Article Text

  1. E. S. Friedman,
  2. M. J. Garner,
  3. J. Williamson,
  4. B. Dawson,
  5. C. B. Bird,
  6. C. J. Driscoll,
  7. C. Tombazzi,
  8. B. Waters
  1. University of Tennessee, Memphis


Background Interferon has been associated with infrequent but potentially severe ocular complications including retinopathy and global rupture. Few data are available for ocular side effects of longer acting pegylated interferons.

Aim To study ocular complications of hepatitis C patients treated with pegylated interferon.

Patients 117 (110 male, 7 female); 60 Caucasian, 57 African-American; 8 with diabetes (DM), 28 with hypertension (HTN), 13 with both DM and HTN, 3 with chronic renal insufficiency, 2 HIV+, 4 liver transplantation.

Methods Retrospective chart review of patients treated between 1/2000-9/2004. Total 63 patients treated with pegylated interferon-α 2a and 54 patients treated with pegylated interferon-α 2b. Patients without renal failure were also treated with ribavirin 1000-120 mg/daily. Patients with DM and HTN were referred for fundoscopic examination. Patients who were symptomatic received fundoscopic examinations during therapy. The frequency, severity and natural history of ocular complications were studied.

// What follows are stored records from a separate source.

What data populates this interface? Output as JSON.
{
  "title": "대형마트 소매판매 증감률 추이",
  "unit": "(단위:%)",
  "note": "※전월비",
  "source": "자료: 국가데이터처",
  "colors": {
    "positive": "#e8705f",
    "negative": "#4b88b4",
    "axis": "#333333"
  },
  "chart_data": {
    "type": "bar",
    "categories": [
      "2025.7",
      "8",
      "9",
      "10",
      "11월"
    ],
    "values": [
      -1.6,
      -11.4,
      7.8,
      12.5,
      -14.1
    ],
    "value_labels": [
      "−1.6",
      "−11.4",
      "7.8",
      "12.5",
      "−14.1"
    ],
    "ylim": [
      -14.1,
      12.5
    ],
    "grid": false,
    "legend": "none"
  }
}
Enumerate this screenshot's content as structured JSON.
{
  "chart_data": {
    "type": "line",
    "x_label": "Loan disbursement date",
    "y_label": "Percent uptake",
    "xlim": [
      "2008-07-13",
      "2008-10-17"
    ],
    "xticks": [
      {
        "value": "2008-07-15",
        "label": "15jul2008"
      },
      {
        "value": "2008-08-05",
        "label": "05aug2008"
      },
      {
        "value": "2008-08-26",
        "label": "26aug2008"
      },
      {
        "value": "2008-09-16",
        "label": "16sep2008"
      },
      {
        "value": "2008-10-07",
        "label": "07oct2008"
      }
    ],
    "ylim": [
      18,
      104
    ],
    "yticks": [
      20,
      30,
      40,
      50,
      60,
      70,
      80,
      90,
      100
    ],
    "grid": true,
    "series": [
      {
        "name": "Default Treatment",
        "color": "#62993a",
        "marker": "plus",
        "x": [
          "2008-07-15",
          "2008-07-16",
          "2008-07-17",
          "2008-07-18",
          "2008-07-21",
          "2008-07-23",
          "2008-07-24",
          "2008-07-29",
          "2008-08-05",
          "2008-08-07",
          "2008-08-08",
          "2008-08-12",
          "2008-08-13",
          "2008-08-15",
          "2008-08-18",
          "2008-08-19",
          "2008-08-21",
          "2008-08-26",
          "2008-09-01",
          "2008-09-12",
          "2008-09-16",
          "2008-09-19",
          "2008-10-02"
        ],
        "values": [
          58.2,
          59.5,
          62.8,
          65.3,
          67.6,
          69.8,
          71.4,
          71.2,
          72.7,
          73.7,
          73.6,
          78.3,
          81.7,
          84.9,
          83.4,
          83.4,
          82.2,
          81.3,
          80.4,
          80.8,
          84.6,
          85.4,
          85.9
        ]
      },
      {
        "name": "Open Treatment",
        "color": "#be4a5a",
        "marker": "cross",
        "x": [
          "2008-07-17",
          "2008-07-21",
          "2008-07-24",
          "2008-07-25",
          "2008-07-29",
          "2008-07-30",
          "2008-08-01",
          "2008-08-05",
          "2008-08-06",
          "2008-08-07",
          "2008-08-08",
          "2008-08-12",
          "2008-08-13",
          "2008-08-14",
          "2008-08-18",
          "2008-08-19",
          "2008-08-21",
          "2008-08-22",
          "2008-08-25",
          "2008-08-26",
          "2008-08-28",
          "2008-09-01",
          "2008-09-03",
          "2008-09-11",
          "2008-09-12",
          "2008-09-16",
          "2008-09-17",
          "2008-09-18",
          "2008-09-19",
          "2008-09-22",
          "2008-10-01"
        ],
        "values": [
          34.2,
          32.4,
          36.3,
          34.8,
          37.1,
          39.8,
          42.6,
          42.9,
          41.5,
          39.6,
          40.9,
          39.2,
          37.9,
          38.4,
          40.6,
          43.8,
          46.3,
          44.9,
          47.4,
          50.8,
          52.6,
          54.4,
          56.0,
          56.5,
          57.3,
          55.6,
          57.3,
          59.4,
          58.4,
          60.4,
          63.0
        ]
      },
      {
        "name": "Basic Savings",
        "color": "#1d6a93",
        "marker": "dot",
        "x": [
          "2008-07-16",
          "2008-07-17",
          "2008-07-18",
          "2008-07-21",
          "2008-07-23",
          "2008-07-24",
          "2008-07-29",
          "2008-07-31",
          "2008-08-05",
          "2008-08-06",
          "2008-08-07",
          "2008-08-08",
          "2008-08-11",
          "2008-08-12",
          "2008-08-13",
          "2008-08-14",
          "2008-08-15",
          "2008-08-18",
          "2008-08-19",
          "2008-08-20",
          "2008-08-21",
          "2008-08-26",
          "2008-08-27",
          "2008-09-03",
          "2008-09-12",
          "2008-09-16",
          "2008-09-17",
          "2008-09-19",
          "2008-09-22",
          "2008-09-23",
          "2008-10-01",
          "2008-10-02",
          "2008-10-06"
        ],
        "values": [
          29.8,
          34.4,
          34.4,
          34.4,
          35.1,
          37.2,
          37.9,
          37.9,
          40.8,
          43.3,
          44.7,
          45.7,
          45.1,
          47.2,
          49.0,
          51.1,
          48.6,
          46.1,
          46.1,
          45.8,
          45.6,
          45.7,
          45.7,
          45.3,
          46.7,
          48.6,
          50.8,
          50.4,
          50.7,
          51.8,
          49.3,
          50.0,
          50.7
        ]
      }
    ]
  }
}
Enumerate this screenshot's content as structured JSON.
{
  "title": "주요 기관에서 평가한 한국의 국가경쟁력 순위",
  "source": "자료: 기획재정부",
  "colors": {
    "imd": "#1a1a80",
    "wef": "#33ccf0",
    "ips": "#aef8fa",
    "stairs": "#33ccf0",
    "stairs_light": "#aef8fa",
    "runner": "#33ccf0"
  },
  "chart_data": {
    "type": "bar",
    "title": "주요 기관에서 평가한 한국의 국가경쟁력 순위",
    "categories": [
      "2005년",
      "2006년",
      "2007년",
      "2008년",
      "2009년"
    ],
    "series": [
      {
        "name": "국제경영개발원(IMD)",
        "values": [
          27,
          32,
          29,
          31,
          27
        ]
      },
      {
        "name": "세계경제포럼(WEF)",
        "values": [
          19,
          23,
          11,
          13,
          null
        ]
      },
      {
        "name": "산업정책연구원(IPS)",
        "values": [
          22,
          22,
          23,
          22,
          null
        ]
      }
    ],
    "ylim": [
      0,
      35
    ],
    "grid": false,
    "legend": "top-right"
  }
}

Results 46/117 (39.3%) patients had pretreatment screening. 49 patients had HTN or DM. 28/49 (57.1%) patients with HTN or DM had pretreatment screening. 2/46 with pretreatment screening had mild retinopathy (one DM, one neurofibromatosis). 11 patients had ocular complications (9 during therapy, 2 immediately after therapy). 9/11 patients with complications had HTN or DM. 9/49 (18.4%) HTN or DM patients had complications. 2/68 (2.9%) of patients without HTN or DM had complications.

Complications 9/11 with retinopathy, 5/11 with cotton wool spots, 1 with migraine associated visual changes. 6 required discontinuation of therapy due to ocular complications. Only 3 with mild retinal changes were continued on therapy. Both patients with abnormal findings on pretreatment screening had progression of retinopathy on therapy. All patients followed after treatment had resolution of retinopathy. 7/63 (11.1%) patients treated with pegylated interferon-α 2a and 2/54 (3.7%) treated with pegylated interferon-α 2b had ocular complications. 33/63 (52.4%) patients treated with pegylated interferon-α 2a compared to 16/54 (29.6%) treated with interferon-α 2b had HTN or DM.

Conclusions In this series, a large percentage of hepatitis C patients had HTN or DM. Ocular complications were frequent and severe with pegylated interferon treatment. High rates of complications were noted in patients with DM and HTN. Complications generally required discontinuation of interferon and patients ultimately had fundoscopic resolution. Based on these findings, routine screening, particularly of hypertensive and diabetic patients, should be performed prior to pegylated interferon therapy for hepatitis C.